= Leo Schmidt =

German curator

Leo Schmidt (born Leopold Rupert Schmidt, in 1953) is a German curator of monuments and a historian of art and architecture. He is professor at the department of architectural conservation at the Brandenburg University of Technology.

==Early life and education==

Schmidt studied art history, classical archeology and history at the University of Freiburg and at LMU Munich. In 1980, he gained his Doctor of Philosophy at the University of Freiburg with a thesis on the architecture of Holkham Hall.

== Career ==

From 1980 until 1995, Schmidt worked as a senior investigator in the State Department for the Care of Historic Buildings in Baden-Württemberg; last as the head of department of monument inventory in Baden.

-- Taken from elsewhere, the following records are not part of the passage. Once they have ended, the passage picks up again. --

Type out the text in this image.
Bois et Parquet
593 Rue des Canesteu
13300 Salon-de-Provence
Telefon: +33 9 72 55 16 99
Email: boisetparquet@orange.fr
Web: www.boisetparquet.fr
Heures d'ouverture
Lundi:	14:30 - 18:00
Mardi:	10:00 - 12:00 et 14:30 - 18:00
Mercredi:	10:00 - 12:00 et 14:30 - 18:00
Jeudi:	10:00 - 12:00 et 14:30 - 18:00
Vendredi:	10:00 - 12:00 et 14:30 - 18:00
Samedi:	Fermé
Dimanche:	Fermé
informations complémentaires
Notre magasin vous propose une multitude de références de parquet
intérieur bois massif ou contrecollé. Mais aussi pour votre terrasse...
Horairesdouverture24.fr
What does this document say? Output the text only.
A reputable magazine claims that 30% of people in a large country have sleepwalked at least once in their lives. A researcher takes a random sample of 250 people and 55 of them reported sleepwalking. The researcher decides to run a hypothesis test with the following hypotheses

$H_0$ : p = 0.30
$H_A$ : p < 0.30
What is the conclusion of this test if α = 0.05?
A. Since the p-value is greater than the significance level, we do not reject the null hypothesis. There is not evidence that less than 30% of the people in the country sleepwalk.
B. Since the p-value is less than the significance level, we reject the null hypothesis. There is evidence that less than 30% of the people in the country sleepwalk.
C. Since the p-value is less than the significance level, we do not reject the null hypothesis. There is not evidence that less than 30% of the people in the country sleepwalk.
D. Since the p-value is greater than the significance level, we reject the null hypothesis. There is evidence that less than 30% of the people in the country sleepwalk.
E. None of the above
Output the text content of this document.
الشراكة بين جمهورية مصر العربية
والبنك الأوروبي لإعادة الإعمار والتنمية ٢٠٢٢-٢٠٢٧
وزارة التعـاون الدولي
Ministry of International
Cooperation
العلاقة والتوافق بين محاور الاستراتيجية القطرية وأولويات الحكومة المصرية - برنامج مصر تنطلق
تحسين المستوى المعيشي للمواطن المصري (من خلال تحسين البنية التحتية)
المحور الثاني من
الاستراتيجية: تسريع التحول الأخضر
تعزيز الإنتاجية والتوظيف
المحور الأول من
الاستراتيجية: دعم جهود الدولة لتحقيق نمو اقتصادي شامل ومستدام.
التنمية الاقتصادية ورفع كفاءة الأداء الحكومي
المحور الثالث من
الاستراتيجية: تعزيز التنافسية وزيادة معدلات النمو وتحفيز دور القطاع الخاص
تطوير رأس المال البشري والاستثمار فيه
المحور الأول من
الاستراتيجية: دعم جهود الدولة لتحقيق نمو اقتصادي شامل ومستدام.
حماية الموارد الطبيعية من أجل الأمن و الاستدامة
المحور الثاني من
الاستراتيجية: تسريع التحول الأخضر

Since 1995, he is full professor holding the chair for architectural conservation at the Brandenburg University of Technology.

Schmidt's research interests include the theory and practice of heritage preservation and its history, the history of city development and historic town centres, and architecture and urban planning during the reign of the Wilhelmine Empire. He has studied building archeology and heritage preservation of English Country houses of the 18th century. He has compiled a history of the building of the Berlin Wall and the army research center Peenemünde. He has published a number of books and articles on this subject.

Since 2006, he is a fellow of the Society of Antiquaries of London.

== Selected publications ==
- Leo Schmidt, Peter Burman, Christian Keller: Looking Forwards: The Country House in Contemporary Research and Conservation, Proceedings of the Conference in York in 1999. Cottbus 2001
- Polly Feversham, Leo Schmidt: Die Berliner Mauer Heute - Denkmalwert und Umgang. The Berlin Wall Today - Cultural Significance and Conservation Issues, Berlin 1999; ISBN 3-345-00733-9
- Axel Klausmeier, Leo Schmidt: Wall Remnants - Wall Traces, Bad Münstereifel 2004; ISBN 3-929592-40-1
- Leo Schmidt, Henriette von Preuschen (Hrsg.): On Both Sides of the Wall. Preservation of Monuments and Sites of the Cold War Era - Auf beiden Seiten der Mauer. Denkmalpflege an Objekten des Kalten Krieges, Bad Münstereifel 2005; ISBN 3-929592-76-2
- Leo Schmidt, Christian Keller, Polly Feversham: Holkham, München-Berlin-London-New York 2005; ISBN 3-7913-3414-X
- Countess of Hopetoun, Polly Feversham and Leo Schmidt (editors), Hopetoun, Scotland's Finest Stately Home (Hirmer Verlag GmbH, Munich, 2020) ISBN 978-3777434391.